Russia, which would end up as the only hold-out, owned all of a single $3bn Eurobond but would not participate in any restructuring. That left everyone else facing an issue of cross-default in December 2015 when the Russian bond matured.

The Ukrainian government was keen to maintain access to international capital markets, a wish that served to temper its likely course of action. But it insisted that it needed a significant debt write-off to maintain debt sustainability. The bond holders disagreed, arguing that Ukraine faced a liquidity issue and not a solvency issue, and that a payment deferral would be best for the country and the capital markets.

Touch and go 

The most important person in these proceedings was the outsize bond holder, in the shape of Templeton's senior vice-president, portfolio manager and co-director of the international bond department, Michael Hasenstab. If he folded, everyone else would fold with him. Ukraine, advised by Lazard, clearly believed that the amount Templeton stood to lose in the event of default was a powerful negotiating lever.

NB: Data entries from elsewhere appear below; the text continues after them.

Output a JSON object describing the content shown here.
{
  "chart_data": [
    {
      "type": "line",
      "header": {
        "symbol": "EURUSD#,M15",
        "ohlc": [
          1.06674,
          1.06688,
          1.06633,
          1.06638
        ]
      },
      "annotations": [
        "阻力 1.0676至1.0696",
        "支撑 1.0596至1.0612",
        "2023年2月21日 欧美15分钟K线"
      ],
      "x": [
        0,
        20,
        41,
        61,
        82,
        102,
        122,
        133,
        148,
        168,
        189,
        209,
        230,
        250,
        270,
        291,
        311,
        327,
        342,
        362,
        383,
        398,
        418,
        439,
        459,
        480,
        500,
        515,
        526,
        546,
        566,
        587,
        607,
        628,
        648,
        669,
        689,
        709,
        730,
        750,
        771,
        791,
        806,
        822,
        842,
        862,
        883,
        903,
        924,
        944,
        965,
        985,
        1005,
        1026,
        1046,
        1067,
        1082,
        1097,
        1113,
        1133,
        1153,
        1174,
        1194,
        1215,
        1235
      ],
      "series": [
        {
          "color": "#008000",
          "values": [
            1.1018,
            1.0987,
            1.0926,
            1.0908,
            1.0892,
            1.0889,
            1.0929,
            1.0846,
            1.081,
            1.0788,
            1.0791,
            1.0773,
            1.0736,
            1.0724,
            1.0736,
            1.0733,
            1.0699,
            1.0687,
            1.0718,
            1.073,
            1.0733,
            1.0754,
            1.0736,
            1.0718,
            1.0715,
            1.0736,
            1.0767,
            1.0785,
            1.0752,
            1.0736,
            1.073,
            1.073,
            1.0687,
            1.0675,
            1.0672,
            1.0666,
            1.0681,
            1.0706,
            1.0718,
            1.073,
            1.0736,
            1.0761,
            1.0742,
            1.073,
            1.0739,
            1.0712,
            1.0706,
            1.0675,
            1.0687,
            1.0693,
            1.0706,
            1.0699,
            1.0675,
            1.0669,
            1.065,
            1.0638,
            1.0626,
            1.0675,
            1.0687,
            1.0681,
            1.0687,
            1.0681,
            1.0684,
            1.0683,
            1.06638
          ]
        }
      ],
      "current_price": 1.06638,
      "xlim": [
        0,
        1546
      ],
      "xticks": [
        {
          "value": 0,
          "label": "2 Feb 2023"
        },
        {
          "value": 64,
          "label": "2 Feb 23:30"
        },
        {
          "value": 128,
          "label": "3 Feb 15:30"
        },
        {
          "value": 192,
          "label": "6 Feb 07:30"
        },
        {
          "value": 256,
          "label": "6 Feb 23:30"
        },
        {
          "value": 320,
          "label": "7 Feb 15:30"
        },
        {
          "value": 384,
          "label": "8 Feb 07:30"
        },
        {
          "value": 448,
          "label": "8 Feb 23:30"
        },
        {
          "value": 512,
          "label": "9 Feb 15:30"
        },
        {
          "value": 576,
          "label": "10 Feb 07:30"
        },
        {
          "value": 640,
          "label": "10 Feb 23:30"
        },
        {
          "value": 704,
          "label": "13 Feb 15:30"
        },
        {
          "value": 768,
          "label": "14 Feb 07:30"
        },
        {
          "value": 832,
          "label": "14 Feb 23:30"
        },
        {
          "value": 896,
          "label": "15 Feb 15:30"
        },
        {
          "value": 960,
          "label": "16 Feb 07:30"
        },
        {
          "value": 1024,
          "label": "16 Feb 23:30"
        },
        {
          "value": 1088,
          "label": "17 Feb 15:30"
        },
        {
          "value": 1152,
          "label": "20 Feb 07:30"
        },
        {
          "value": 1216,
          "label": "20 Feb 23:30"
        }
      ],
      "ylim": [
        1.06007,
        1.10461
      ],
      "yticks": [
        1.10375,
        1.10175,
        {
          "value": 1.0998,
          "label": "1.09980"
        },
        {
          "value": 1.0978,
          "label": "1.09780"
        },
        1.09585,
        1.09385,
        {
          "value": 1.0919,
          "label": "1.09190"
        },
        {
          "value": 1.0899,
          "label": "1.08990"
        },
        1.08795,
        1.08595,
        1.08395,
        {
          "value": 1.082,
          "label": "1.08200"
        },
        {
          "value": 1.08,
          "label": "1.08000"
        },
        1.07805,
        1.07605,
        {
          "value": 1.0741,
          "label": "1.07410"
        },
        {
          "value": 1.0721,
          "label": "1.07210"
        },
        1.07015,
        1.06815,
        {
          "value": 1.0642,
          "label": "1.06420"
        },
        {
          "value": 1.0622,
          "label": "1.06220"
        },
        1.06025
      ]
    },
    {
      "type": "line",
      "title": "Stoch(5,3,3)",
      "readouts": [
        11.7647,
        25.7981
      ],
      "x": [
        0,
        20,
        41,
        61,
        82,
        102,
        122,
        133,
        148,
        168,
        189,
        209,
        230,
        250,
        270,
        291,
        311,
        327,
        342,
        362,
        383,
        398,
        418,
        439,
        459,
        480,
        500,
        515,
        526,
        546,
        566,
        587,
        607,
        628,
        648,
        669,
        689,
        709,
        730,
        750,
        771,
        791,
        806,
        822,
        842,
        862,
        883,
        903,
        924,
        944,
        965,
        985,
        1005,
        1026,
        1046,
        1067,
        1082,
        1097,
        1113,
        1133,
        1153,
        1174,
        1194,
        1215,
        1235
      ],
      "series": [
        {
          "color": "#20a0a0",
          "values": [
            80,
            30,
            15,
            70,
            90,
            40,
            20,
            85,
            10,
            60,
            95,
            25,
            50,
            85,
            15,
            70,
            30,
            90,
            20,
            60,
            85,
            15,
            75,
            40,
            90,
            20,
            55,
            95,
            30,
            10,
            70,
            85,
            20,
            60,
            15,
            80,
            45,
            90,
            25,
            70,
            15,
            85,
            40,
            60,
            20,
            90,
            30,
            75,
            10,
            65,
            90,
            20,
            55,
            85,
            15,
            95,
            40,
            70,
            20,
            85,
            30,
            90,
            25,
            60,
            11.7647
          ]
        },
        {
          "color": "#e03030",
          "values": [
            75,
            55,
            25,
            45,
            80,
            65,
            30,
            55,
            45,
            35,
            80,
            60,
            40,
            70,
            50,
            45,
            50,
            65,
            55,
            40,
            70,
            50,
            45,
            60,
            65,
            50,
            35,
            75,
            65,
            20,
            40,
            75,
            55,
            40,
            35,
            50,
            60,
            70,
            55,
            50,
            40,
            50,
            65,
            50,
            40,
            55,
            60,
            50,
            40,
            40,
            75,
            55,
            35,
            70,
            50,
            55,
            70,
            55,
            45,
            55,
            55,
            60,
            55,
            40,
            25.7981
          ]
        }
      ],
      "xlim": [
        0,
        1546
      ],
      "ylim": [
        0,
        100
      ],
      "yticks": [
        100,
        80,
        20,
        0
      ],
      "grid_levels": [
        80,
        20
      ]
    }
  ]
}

But Mr Hasenstab would not parley. Having been advised that it was dangerous to negotiate where one party can make decisions but the other cannot, he stayed away from any face-to-face talks with Ukrainian officials. Reportedly, he was present on a couple of conference calls, but said nothing.

That left the financial advisers and lawyers to grind on with neither side prepared to budge. The government had important local elections coming up and needed to play to the gallery at home. “We were very firm that there should be no haircut and they were very firm that it would be 40%,” Mr Gudgeon recalls. “There was only going to be a deal if something different entered the stage.”

That something different was the ‘value recovery instrument’ (VRI). As one of the bonds approached its mid-September maturity date and the prospect of default, the pressure to reach agreement was mounting. In early August, Ukrainian finance minister Natalie Jaresko flew to the US to meet Mr Hasenstab. The fund manager also, reportedly, took a call from Ukraine’s prime minister as a deal began to edge closer.

What the committee now proposed to accept was a 20% haircut plus the VRI, which would allow creditors to participate in any Ukrainian recovery. In September 2015, agreement was finally reached on the restructuring of $18bn of sovereign debt – the quasi-sovereign debt was restructured separately. With the backing of the IMF, new 7.75% bonds were issued, worth $14.8bn and maturing in nine tranches between 2019 and 2027. The VRI will pay out after 2021, if real GDP growth exceeds 3%. Though payments are capped until 2025, thereafter the upside is unlimited. If Ukraine defaults during the IMF programme, the face value of the warrant effectively restores the principal claim for creditors, as if no haircut was applied. The new notes and VRIs have no cross-default in the case of default on bonds held by hold-outs – i.e. Russia.

“GDP warrants have been used before for sovereign restructuring, but only for a very small percentage of the debt,” says Mr Riddell.

The bonds rallied immediately on news of the proposal and have continued to trade higher. July 2017 bond prices, for example, have recovered more than 100% since March 2015.

Much-needed expertise  

Restructuring discussions continue with certain corporates that have Ukrainian links. Integrated steel manufacturer Metinvest, with facilities in eastern Ukraine, is seeking to restructure more than $3bn of debt, including $1.1bn of bonds.

“We were engaged in September 2015 by the international bond investors,” says PJT partner Tom Campbell. “We remain in discussion with other lenders and the company itself over a potential 'amend-and-extend' with no reduction of principal.”

The firm is also advising Ferrexpo, a Swiss-headquartered iron ore producer operating in Ukraine, on restructuring some $900m of debt.

So it appears that this will not be the end of the VRI, which may even have a future as a primary market instrument for governments needing new money. “We will use the VRI again,” says Mr Gudgeon, “and we would very positively like to create a new market for this instrument”.